The natural home for this blind is the bedroom. The retailer describes the opacity as blackout, and the clip-fit install - which attaches directly to the window bead on UPVC double-glazed windows without drilling - makes it a practical choice for anyone renting or unwilling to put screws into window frames. Parents dealing with early mornings, shift workers, and light-sensitive sleepers will find the combination of no-drill fitting and blackout fabric genuinely useful.

A note on what blackout fabric actually achieves: the material itself blocks light passing through it, but no blind eliminates edge leakage entirely without side channels or a perfect-fit frame. The Umbra's clip-fit mechanism positions the blind close to the glass, which helps, but expect some peripheral light in a room with strong direct sun unless you supplement with curtains or additional side coverage.

The thermal properties are worth mentioning here too. Honeycomb blinds work better than rollers as insulators because the sealed air pockets slow heat transfer. In a room with older double glazing or a north-facing window that runs cold in winter, this structural difference is real - not dramatic, but measurable. Cellular blinds catch extra traffic from autumn onwards as people look at heating bills; the Umbra's blackout rating broadens the appeal beyond purely thermal buyers.

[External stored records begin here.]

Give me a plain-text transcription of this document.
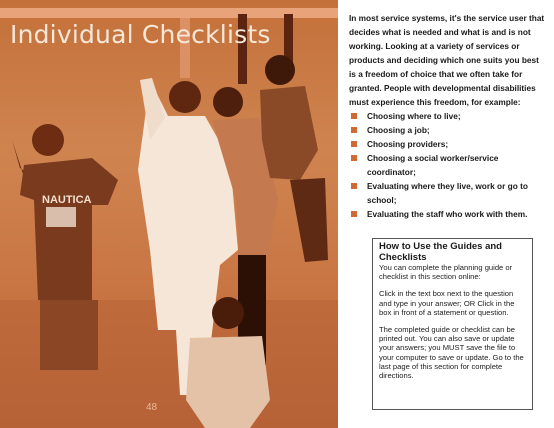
NAUTICA
Individual Checklists
48

In most service systems, it's the service user that decides what is needed and what is and is not working. Looking at a variety of services or products and deciding which one suits you best is a freedom of choice that we often take for granted. People with developmental disabilities must experience this freedom, for example:

Choosing where to live;
Choosing a job;
Choosing providers;
Choosing a social worker/service coordinator;
Evaluating where they live, work or go to school;
Evaluating the staff who work with them.
How to Use the Guides and Checklists

You can complete the planning guide or checklist in this section online:

Click in the text box next to the question and type in your answer; OR Click in the box in front of a statement or question.

The completed guide or checklist can be printed out. You can also save or update your answers; you MUST save the file to your computer to save or update. Go to the last page of this section for complete directions.
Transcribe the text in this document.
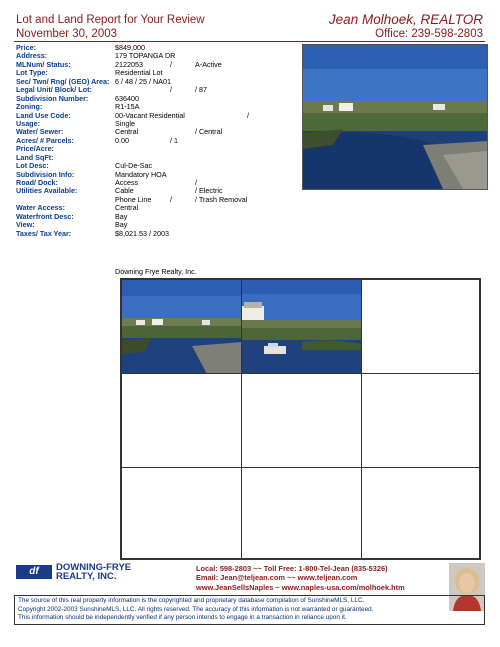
Lot and Land Report for Your Review
November 30, 2003
Jean Molhoek, REALTOR
Office: 239-598-2803
Price:	$849,000
Address:	179 TOPANGA DR
MLNum/ Status:	2122053	/	A-Active
Lot Type:	Residential Lot
Sec/ Twn/ Rng/ (GEO) Area: 6 / 48 / 25 / NA01
Legal Unit/ Block/ Lot:	/	/ 87
Subdivision Number:	636400
Zoning:	R1-15A
Land Use Code:	00-Vacant Residential	/
Usage:	Single
Water/ Sewer:	Central	/ Central
Acres/ # Parcels:	0.00	/ 1
Price/Acre:
Land SqFt:
Lot Desc:	Cul-De-Sac
Subdivision Info:	Mandatory HOA
Road/ Dock:	Access	/
Utilities Available:	Cable	/ Electric
Phone Line	/	/ Trash Removal
Water Access:	Central
Waterfront Desc:	Bay
View:	Bay
Taxes/ Tax Year:	$8,021.53 / 2003
Downing Frye Realty, Inc.
df	DOWNING-FRYE
REALTY, INC.
Local: 598-2803 ~~ Toll Free: 1-800-Tel-Jean (835-5326)
Email: Jean@teljean.com ~~ www.teljean.com
www.JeanSellsNaples ~ www.naples-usa.com/molhoek.htm
The source of this real property information is the copyrighted and proprietary database compilation of SunshineMLS, LLC.
Copyright 2002-2003 SunshineMLS, LLC. All rights reserved. The accuracy of this information is not warranted or guaranteed.
This information should be independently verified if any person intends to engage in a transaction in reliance upon it.
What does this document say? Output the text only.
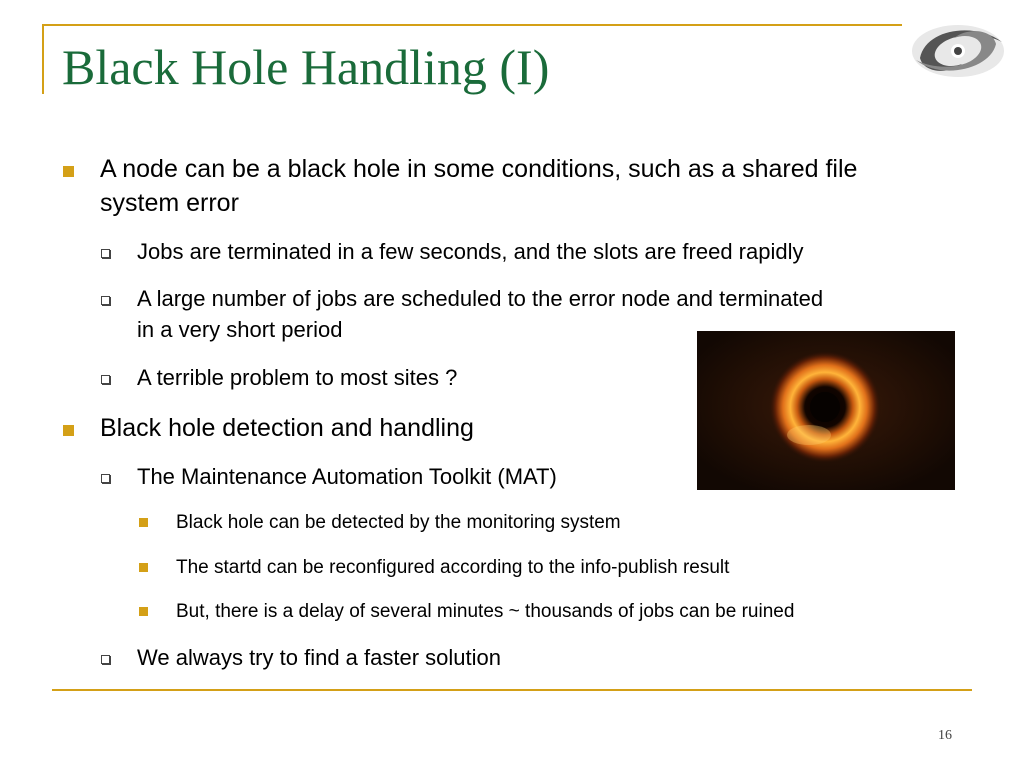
Black Hole Handling (I)
A node can be a black hole in some conditions, such as a shared file
system error
Jobs are terminated in a few seconds, and the slots are freed rapidly
A large number of jobs are scheduled to the error node and terminated
in a very short period
A terrible problem to most sites ?
Black hole detection and handling
The Maintenance Automation Toolkit (MAT)
Black hole can be detected by the monitoring system
The startd can be reconfigured according to the info-publish result
But, there is a delay of several minutes ~ thousands of jobs can be ruined
We always try to find a faster solution
16
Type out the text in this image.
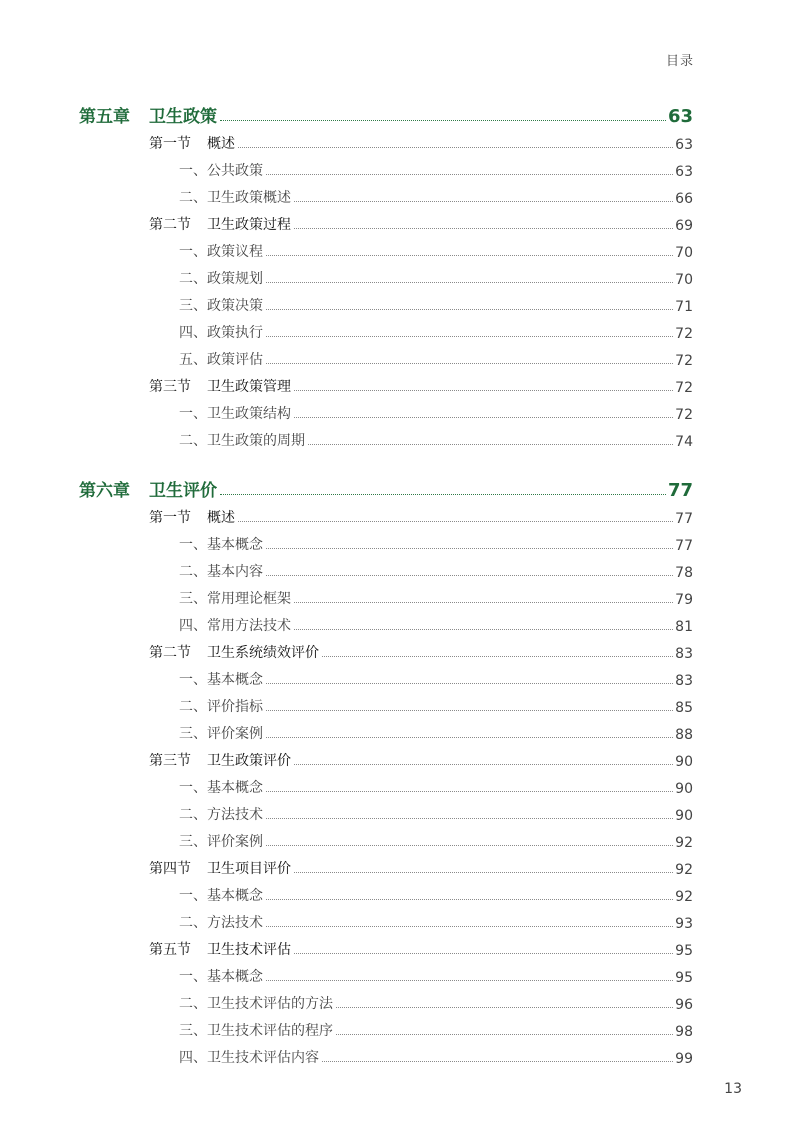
目录
第五章 卫生政策	63
第一节 概述	63
一、公共政策	63
二、卫生政策概述	66
第二节 卫生政策过程	69
一、政策议程	70
二、政策规划	70
三、政策决策	71
四、政策执行	72
五、政策评估	72
第三节 卫生政策管理	72
一、卫生政策结构	72
二、卫生政策的周期	74
第六章 卫生评价	77
第一节 概述	77
一、基本概念	77
二、基本内容	78
三、常用理论框架	79
四、常用方法技术	81
第二节 卫生系统绩效评价	83
一、基本概念	83
二、评价指标	85
三、评价案例	88
第三节 卫生政策评价	90
一、基本概念	90
二、方法技术	90
三、评价案例	92
第四节 卫生项目评价	92
一、基本概念	92
二、方法技术	93
第五节 卫生技术评估	95
一、基本概念	95
二、卫生技术评估的方法	96
三、卫生技术评估的程序	98
四、卫生技术评估内容	99
13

Bathrooms are not a good fit. Honeycomb fabric is not moisture-resistant, and the layered cellular structure traps damp in a way a simple PVC roller does not. Stick to aluminium venetians or PVC rollers in rooms with steam.

The colours

23 colours available

The palette spans 23 options with a reasonable spread across tones. Neutrals are well represented - White, Ivory, Cloud, Linen, Papyrus, and Dove give several options in the off-white and pale grey range, which suits most rooms that want to stay light. Beige, Champagne, and Tawny extend into warmer creams.

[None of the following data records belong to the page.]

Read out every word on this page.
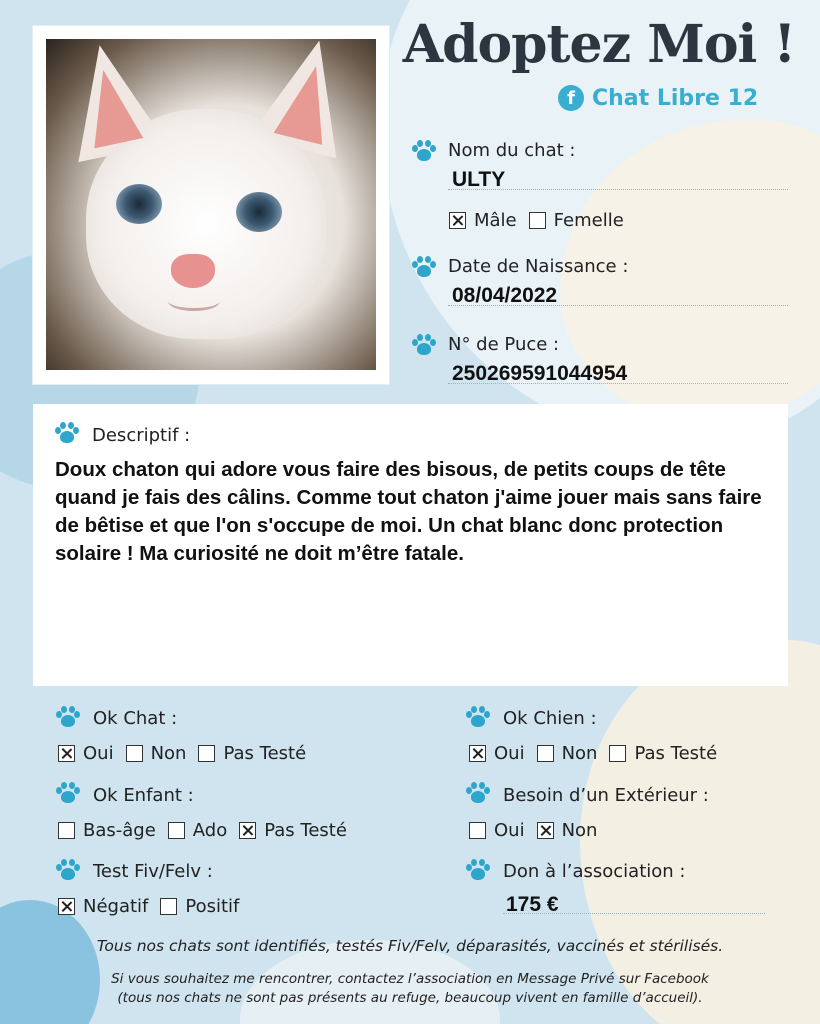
Adoptez Moi !
f Chat Libre 12
Nom du chat :
ULTY
Mâle Femelle
Date de Naissance :
08/04/2022
N° de Puce :
250269591044954
Descriptif :
Doux chaton qui adore vous faire des bisous, de petits coups de tête quand je fais des câlins. Comme tout chaton j'aime jouer mais sans faire de bêtise et que l'on s'occupe de moi. Un chat blanc donc protection solaire ! Ma curiosité ne doit m’être fatale.
Ok Chat :
Oui Non Pas Testé
Ok Chien :
Oui Non Pas Testé
Ok Enfant :
Bas-âge Ado Pas Testé
Besoin d’un Extérieur :
Oui Non
Test Fiv/Felv :
Négatif Positif
Don à l’association :
175 €
Tous nos chats sont identifiés, testés Fiv/Felv, déparasités, vaccinés et stérilisés.
Si vous souhaitez me rencontrer, contactez l’association en Message Privé sur Facebook
(tous nos chats ne sont pas présents au refuge, beaucoup vivent en famille d’accueil).
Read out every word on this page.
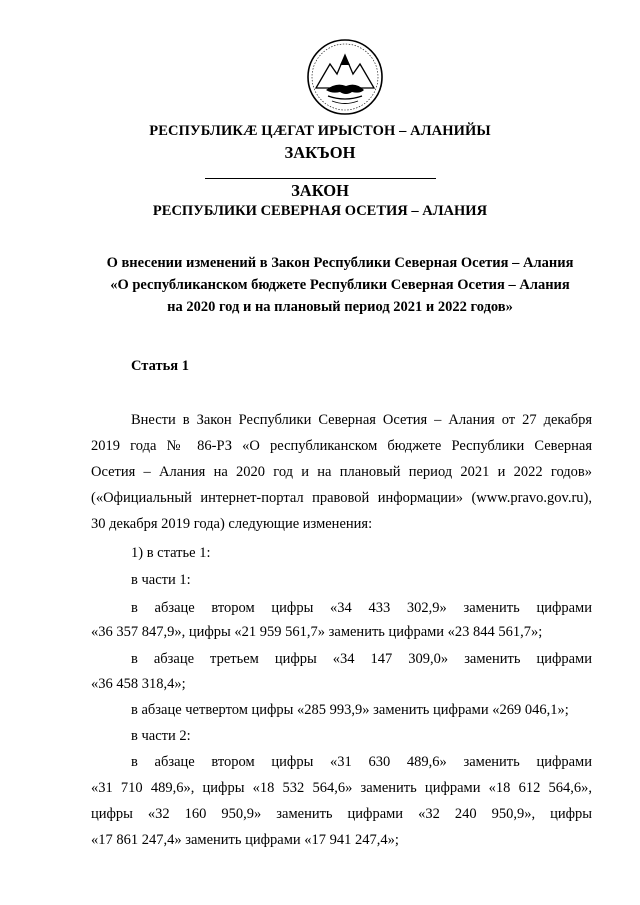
РЕСПУБЛИКÆ ЦÆГАТ ИРЫСТОН – АЛАНИЙЫ
ЗАКЪОН
ЗАКОН
РЕСПУБЛИКИ СЕВЕРНАЯ ОСЕТИЯ – АЛАНИЯ
О внесении изменений в Закон Республики Северная Осетия – Алания
«О республиканском бюджете Республики Северная Осетия – Алания
на 2020 год и на плановый период 2021 и 2022 годов»
Статья 1
Внести в Закон Республики Северная Осетия – Алания от 27 декабря
2019 года № 86-РЗ «О республиканском бюджете Республики Северная
Осетия – Алания на 2020 год и на плановый период 2021 и 2022 годов»
(«Официальный интернет-портал правовой информации» (www.pravo.gov.ru),
30 декабря 2019 года) следующие изменения:
1) в статье 1:
в части 1:
в абзаце втором цифры «34 433 302,9» заменить цифрами
«36 357 847,9», цифры «21 959 561,7» заменить цифрами «23 844 561,7»;
в абзаце третьем цифры «34 147 309,0» заменить цифрами
«36 458 318,4»;
в абзаце четвертом цифры «285 993,9» заменить цифрами «269 046,1»;
в части 2:
в абзаце втором цифры «31 630 489,6» заменить цифрами
«31 710 489,6», цифры «18 532 564,6» заменить цифрами «18 612 564,6»,
цифры «32 160 950,9» заменить цифрами «32 240 950,9», цифры
«17 861 247,4» заменить цифрами «17 941 247,4»;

Cooler options include Slate, Denim, Ice Blue, Sapphirine, Lagoon, and Serenity - a reasonable run of blue-grey and mid-blue shades if you want something less neutral. For those wanting colour: Pear, Pumpkin, Orange, Sunkissed, Plum, Toasted Red, Maize, and Liquorice cover green, amber, orange, red, and near-black. The range is broader than typical for a honeycomb blind category, where earthy neutrals often dominate.

Price by your dimensions

Enter your window size. We round up to the next standard size, which matches how the retailer actually quotes you.

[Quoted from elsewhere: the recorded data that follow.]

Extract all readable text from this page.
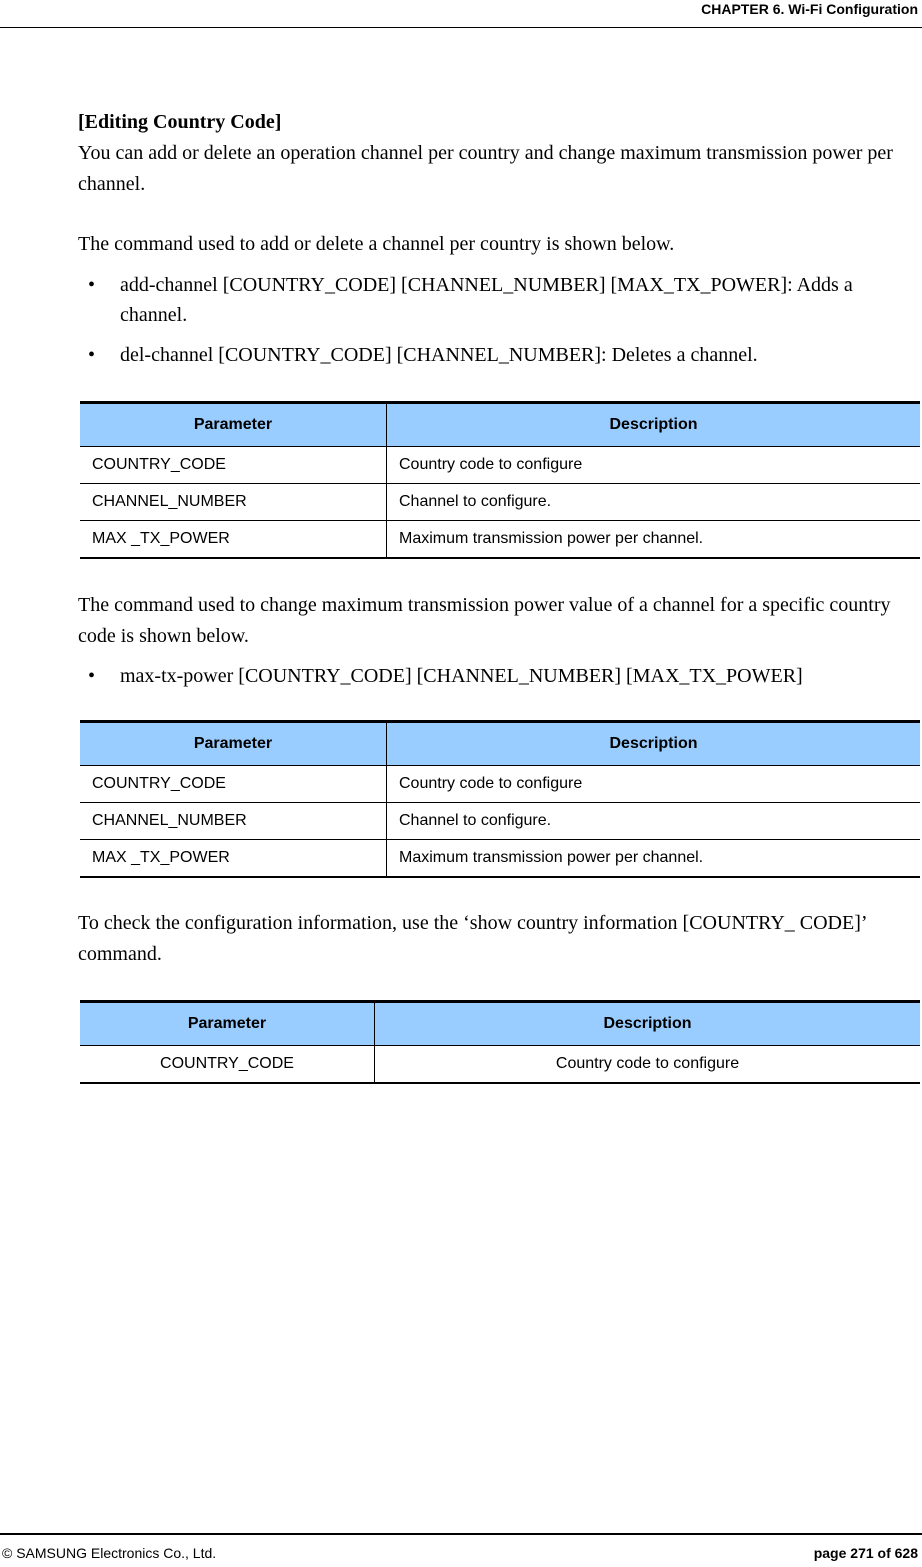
CHAPTER 6. Wi-Fi Configuration

[Editing Country Code]

You can add or delete an operation channel per country and change maximum transmission power per channel.

The command used to add or delete a channel per country is shown below.

• add-channel [COUNTRY_CODE] [CHANNEL_NUMBER] [MAX_TX_POWER]: Adds a channel.
• del-channel [COUNTRY_CODE] [CHANNEL_NUMBER]: Deletes a channel.
Parameter	Description
COUNTRY_CODE	Country code to configure
CHANNEL_NUMBER	Channel to configure.
MAX _TX_POWER	Maximum transmission power per channel.

The command used to change maximum transmission power value of a channel for a specific country code is shown below.

• max-tx-power [COUNTRY_CODE] [CHANNEL_NUMBER] [MAX_TX_POWER]
Parameter	Description
COUNTRY_CODE	Country code to configure
CHANNEL_NUMBER	Channel to configure.
MAX _TX_POWER	Maximum transmission power per channel.

To check the configuration information, use the ‘show country information [COUNTRY_ CODE]’ command.

Parameter	Description
COUNTRY_CODE	Country code to configure
© SAMSUNG Electronics Co., Ltd.	page 271 of 628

Starting from £34.30, this sits in the accessible end of the honeycomb blind market. Honeycomb construction generally costs more than a straightforward roller of equivalent fabric because of the additional structure involved; the entry price here reflects that without going into premium territory. As with all made-to-measure blinds, the price climbs with size - the grid above will show how that plays out for your specific window dimensions.

How it compares

Against a standard blackout roller, the Umbra's advantage is the insulating structure. If thermal performance is not a factor - a well-insulated room, or a buyer who only cares about darkness - a blackout roller will typically cost less and offer a wider fabric choice. The honeycomb construction trades fabric variety for the cellular air pocket; most honeycomb ranges have modest colour palettes, which makes the Umbra's 23 options an above-average showing for the format.

Against other clip-fit or perfect-fit blinds in the honeycomb category, the no-drill install is the deciding factor for renters. The clip-fit mechanism limits this blind to UPVC windows with a suitable bead; it will not work on wooden or aluminium frames without additional hardware. If your windows are older timber frames, a conventionally-bracketed honeycomb blind would suit better.

Fitting and operation

Clip-fit blinds attach by clipping onto the rubber or plastic bead that runs around the inner edge of a UPVC double-glazed unit. No screws, no holes. The mechanism is reversible - the blind can be removed without leaving a mark, which matters in rental properties. Check that your window beads are accessible and undamaged before ordering; a worn or cracked bead can affect how securely the clips seat.

Sizing follows standard made-to-measure conventions: measure width by drop in millimetres. Because the blind clips inside the bead rather than sitting outside it, measure the bead-to-bead width precisely - there is less margin to compensate with an outside-fit overlap than with a wall-fixed installation.